近いうちに殿の心はあなたによって救われるかもしれません』
謙信様に伝えられずに終わってしまった伊勢姫の言葉。
この言葉に謙信様が囚われないように敢えて伝えなかったけれど…それで良かったのだろうか。
今の謙信様が過去に囚われているなら、これからは何にも囚われず生きて欲しい。
(人を救うなんて簡単じゃないけど伊勢姫にお願いしますって言われちゃったしな)
あの可愛い姫のためにも頑張ってみようかなと思ったけど、具体的な案が思い浮かばす、とりあえず……
「謙信様、私と恋愛する気あります~?」
謙信「………ついに気が触れたか。
明日井戸水に浸して頭を冷やしてやるから安心しろ」
「ちょっとっ……!」
心の傷を癒すなら恋人になればいいかな?という安易な作戦は失敗に終わり、次の日、私の現代服は燃やされてしまった。

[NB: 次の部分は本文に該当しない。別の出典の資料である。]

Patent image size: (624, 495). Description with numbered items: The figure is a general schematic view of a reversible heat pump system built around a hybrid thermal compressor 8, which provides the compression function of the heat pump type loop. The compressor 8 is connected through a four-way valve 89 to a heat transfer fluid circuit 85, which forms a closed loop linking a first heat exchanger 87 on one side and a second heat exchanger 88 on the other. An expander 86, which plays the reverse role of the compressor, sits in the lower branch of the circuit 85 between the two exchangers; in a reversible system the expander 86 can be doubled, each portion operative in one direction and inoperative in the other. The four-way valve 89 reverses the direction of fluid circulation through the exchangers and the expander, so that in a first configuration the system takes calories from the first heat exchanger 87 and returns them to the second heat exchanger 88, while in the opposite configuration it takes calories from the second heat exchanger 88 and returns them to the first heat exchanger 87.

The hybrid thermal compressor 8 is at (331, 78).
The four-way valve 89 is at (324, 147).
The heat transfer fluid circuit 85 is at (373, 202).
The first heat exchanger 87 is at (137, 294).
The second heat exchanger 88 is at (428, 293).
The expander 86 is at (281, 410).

しょぼくれる私のところに佐助君が昨夜のどっきりを謝りに来てくれて、ついでに精霊馬も連れて来てくれた。
「ほんとにこれに乗って伊勢姫は会いに来てくれたのかな?」
頭を上げるようにカーブしている胡瓜はまだ艶があって新鮮だ。
なんとなく土に還す気になれず飾っておいたのだけど、伊勢姫を偲んで時折謙信様が眺めにやってきた。
人の部屋でキュウリを眺めて帰っていく。
いくら伊勢姫が恋しいからといって他人に誤解されるような真似はやめてほしかったのだけど、そのうち部屋を後にする時に謙信様が頭を撫でてくれるようになった。
態度も口調も今まで通り冷たくておっかないくせに、ふとした時に優しくされて困った。